Have you noticed that editor color schemes tend to treat comments one of two ways?
- downplay the comments e.g. low contrast gray text
- emphasize the comments e.g. high contrast colored text
I suspect the tendency to downplay comments comes from coding styles that have a lot of "mandatory" comments, big blocks of boilerplate that isn't very relevant, or comments on almost every line. In this case the comments can obscure the actual code, so you want to downplay their visibility.
Whereas if the style is to have only a few, relatively important comments, then you want them to stand out.
Documentation comments are somewhere in between. Some editor/language combinations let you color documentation comments differently.

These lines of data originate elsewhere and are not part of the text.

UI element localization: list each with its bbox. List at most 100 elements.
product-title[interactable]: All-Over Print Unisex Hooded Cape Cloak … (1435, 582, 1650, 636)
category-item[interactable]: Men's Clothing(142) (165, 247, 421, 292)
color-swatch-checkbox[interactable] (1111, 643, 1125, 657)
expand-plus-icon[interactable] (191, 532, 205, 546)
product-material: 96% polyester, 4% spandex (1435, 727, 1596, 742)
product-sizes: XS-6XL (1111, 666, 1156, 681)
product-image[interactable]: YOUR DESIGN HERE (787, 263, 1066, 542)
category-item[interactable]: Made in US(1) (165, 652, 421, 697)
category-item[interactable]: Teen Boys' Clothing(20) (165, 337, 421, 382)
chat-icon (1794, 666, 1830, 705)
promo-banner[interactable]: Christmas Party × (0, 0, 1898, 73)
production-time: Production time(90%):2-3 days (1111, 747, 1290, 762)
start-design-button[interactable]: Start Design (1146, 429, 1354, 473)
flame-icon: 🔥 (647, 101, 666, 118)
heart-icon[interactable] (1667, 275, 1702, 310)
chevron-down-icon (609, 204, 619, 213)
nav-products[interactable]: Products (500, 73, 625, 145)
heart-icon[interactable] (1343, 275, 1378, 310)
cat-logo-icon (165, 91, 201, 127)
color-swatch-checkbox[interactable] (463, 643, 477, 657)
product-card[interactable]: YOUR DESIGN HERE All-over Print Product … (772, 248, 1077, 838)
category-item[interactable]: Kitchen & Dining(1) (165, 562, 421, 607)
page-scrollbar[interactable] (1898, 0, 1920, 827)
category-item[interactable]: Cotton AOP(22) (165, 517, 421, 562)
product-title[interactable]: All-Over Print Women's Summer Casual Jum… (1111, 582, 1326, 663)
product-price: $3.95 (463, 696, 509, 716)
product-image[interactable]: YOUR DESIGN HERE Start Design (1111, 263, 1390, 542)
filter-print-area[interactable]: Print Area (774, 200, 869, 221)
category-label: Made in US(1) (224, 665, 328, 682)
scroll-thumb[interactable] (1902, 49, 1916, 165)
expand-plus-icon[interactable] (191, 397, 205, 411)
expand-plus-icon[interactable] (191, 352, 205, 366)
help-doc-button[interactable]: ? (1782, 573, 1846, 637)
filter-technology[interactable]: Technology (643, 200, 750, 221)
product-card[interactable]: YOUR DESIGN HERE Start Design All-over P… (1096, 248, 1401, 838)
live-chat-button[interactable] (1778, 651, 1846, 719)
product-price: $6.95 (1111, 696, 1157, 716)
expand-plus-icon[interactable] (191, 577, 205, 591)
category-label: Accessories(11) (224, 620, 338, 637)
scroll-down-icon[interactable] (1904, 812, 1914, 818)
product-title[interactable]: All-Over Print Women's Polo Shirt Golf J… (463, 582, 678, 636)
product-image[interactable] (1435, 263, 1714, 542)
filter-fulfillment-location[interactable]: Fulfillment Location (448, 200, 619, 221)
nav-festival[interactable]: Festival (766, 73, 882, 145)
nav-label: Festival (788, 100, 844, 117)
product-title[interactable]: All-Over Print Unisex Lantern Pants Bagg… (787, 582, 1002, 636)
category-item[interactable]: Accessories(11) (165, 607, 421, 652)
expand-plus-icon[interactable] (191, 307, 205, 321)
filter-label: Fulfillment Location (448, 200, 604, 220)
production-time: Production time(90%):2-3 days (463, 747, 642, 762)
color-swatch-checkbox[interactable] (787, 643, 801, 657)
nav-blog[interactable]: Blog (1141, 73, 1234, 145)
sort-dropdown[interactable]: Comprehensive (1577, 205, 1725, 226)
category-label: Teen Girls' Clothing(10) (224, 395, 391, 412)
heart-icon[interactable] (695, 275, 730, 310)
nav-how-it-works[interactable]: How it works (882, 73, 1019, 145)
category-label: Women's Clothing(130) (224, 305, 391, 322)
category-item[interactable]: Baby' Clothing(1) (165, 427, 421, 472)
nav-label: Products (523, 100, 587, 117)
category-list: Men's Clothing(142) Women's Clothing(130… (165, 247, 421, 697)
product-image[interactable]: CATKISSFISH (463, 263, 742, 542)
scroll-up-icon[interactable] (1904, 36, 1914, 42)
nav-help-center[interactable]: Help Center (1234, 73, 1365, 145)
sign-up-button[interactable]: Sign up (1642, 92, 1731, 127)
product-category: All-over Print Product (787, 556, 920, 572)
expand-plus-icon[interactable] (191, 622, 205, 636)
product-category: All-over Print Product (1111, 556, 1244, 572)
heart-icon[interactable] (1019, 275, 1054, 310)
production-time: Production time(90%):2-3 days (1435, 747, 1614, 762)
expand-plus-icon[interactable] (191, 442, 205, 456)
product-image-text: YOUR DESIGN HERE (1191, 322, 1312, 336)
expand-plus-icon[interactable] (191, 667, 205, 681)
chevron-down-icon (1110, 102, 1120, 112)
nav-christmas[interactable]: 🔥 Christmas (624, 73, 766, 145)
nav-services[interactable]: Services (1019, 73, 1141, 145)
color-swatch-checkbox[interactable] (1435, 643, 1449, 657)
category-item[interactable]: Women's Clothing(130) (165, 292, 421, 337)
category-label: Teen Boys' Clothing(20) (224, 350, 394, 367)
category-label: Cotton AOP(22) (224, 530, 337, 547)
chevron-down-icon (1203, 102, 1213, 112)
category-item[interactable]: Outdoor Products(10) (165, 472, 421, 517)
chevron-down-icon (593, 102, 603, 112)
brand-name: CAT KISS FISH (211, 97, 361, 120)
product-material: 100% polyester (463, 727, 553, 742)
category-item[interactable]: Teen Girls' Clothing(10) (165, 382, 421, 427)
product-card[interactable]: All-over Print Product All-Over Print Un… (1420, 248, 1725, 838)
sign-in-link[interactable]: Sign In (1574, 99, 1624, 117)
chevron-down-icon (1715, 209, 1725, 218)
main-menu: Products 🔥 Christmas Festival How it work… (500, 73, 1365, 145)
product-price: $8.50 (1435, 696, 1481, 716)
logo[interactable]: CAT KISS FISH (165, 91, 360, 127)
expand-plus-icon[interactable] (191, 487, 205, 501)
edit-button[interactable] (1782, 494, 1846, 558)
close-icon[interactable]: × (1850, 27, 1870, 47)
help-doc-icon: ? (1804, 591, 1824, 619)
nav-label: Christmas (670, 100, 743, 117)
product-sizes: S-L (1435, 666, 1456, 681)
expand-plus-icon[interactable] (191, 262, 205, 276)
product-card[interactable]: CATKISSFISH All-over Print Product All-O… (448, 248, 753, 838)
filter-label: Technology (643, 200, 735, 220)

That's easier with e.g. Javadoc where you use special /** commenting but harder with e.g. Go that just uses regular comments in specific contexts.
Top level documentation comments aren't usually a big issue because they aren't mixed with the code and don't obscure it too much. Given a choice I would make these "normal", neither important enough to highlight, nor distracting enough to downplay.
I can't find the reference now, but I saw something recently about an
editor/ide (Jetbrains?) that allowed you to toggle between displaying doc comments
either as formatted preview style, or as editable "raw" text. That seems
like a good option. Most of the time you just want to read the doc
comments and you don't want to see e.g. the Javadoc HTML tags. Go avoids
this issue by using more or less plain text (a bit like Markdown) for
their comments. A formatted preview style would differentiate documentation from code without downplaying it.
Personally, I don't write a lot of comments and I like them to stand out.